Steep Canyon Rangers fill the Hollywood Bowl with bluegrass over the next three evenings. (Jacob Blickenstaff)
To a lot of folks in the mainstream, bluegrass is not a genre that is often thought about. It is stereotypically associated with bearded men in the mountains who can play the banjo while singing in a twang unknown to us in SoCal. If you were to look at the musicians today who are coming out of the bluegrass scene, not only would you be confused by the lack of stereotypical mountain men in overalls, but you would also be intrigued by the coolness that is coming off of them. Bluegrass is having a hip resurgence with Steve Martin, Steep Canyon Rangers and Edie Brickell at the helm.
Hailing from North Carolina, the Steep Canyon Rangers offer traditional yet modern bluegrass. Their music explores the time-honored themes of day-to-day life, from the home/log cabin you live in to love and relationships.

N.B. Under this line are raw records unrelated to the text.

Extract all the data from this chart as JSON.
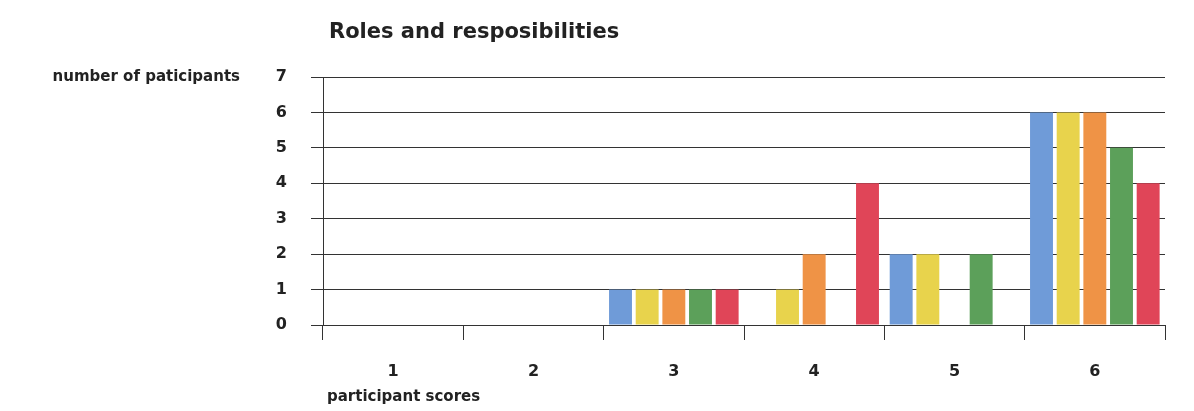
{
  "chart_data": {
    "type": "bar",
    "title": "Roles and resposibilities",
    "xlabel": "participant scores",
    "ylabel": "number of paticipants",
    "categories": [
      "1",
      "2",
      "3",
      "4",
      "5",
      "6"
    ],
    "series": [
      {
        "color": "#6f9bd8",
        "values": [
          0,
          0,
          1,
          0,
          2,
          6
        ]
      },
      {
        "color": "#e8d34c",
        "values": [
          0,
          0,
          1,
          1,
          2,
          6
        ]
      },
      {
        "color": "#ef9346",
        "values": [
          0,
          0,
          1,
          2,
          0,
          6
        ]
      },
      {
        "color": "#5ca05a",
        "values": [
          0,
          0,
          1,
          0,
          2,
          5
        ]
      },
      {
        "color": "#e04558",
        "values": [
          0,
          0,
          1,
          4,
          0,
          4
        ]
      }
    ],
    "ylim": [
      0,
      7
    ],
    "yticks": [
      0,
      1,
      2,
      3,
      4,
      5,
      6,
      7
    ],
    "grid": "y",
    "legend": false
  }
}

Over the next three nights, Martin is joining them to add his banjo playing to the mix for special Fourth of July celebration shows, complete with fireworks, at the Hollywood Bowl. After meeting each other in 2009 after a taping of “A Prairie Home Companion,” Martin and Steep Canyon Rangers embarked on a two-month U.S. tour together.
This current tour, however, features one more addition, Brickell (previously known as the frontwoman of the New Bohemians). She and Martin released an album together, Love Has Come For You, in April of 2013.
Bluegrass fans, or “grassholes” as the are affectionately known, are going to be pleasantly surprised by the Los Angeles Philharmonic backing the artists. Graham Sharp, who provides banjo and lead/harmony vocals to Steep Canyon Rangers, is most definitely awed by the experience.
“You hear all of the parts you are used to hearing being backed by an entire section of French horns or violas. It’s this big wall of music behind you; it’s pretty amazing,” he admits. “It’s a very different experience for us. From being on stage with the six, seven or eight of us, then adding 60 more people … it’s pretty awesome.”
The inclusion of Martin in the bluegrass scene has solidified the ever-growing popularity of the genre. The acting and comedy legend has been a lifetime bluegrass aficionado, who began playing banjo at the age of 17. In 2009, Martin released his first all-music album, The Crow: New Songs for the 5-String Banjo. The effort won a Grammy Award for Best Bluegrass Album. He created the Steve Martin Prize for Excellence in Banjo and Bluegrass, an award established to reward artistry and bring greater visibility to bluegrass performers.
Sharp believes that Martin is not only making himself and the Steep Canyon Rangers more popular, but the genre in general.
“He has introduced a larger audience to bluegrass. We have been a part of [it] and benefitted from being associated with Steve,” he says. “A lot of other bands have also benefitted just from his popularity.”
Martin isn’t the only actor to be vocal about his love of the genre. Ed Helms has put on the Bluegrass Situation Festival, as well as shows at the Largo at the Coronet, which Steep Canyon Rangers have previously played.
The beauty of bluegrass is that it can conjure up a spirit of a different time, while singing to us in lyrics that tell exactly how an audience feels. The atmosphere that is created by the musical genre is purely American. And hey, if Steve Martin digs it, then so should you.
In addition to the July 2, 3 and 4 shows at the Hollywood Bowl with Steve Martin and Edie Brickell, Steep Canyon Rangers headline the Roxy Theatre Aug. 30.
What: Steve Martin and the Steep Canyon Rangers featuring Edie Brickell
Where: Hollywood Bowl, 2301 N. Highland Ave., Los Angeles 90068
When: Wednesday, July 2; Thursday, July 3; Friday, July 4 at 7:30 p.m.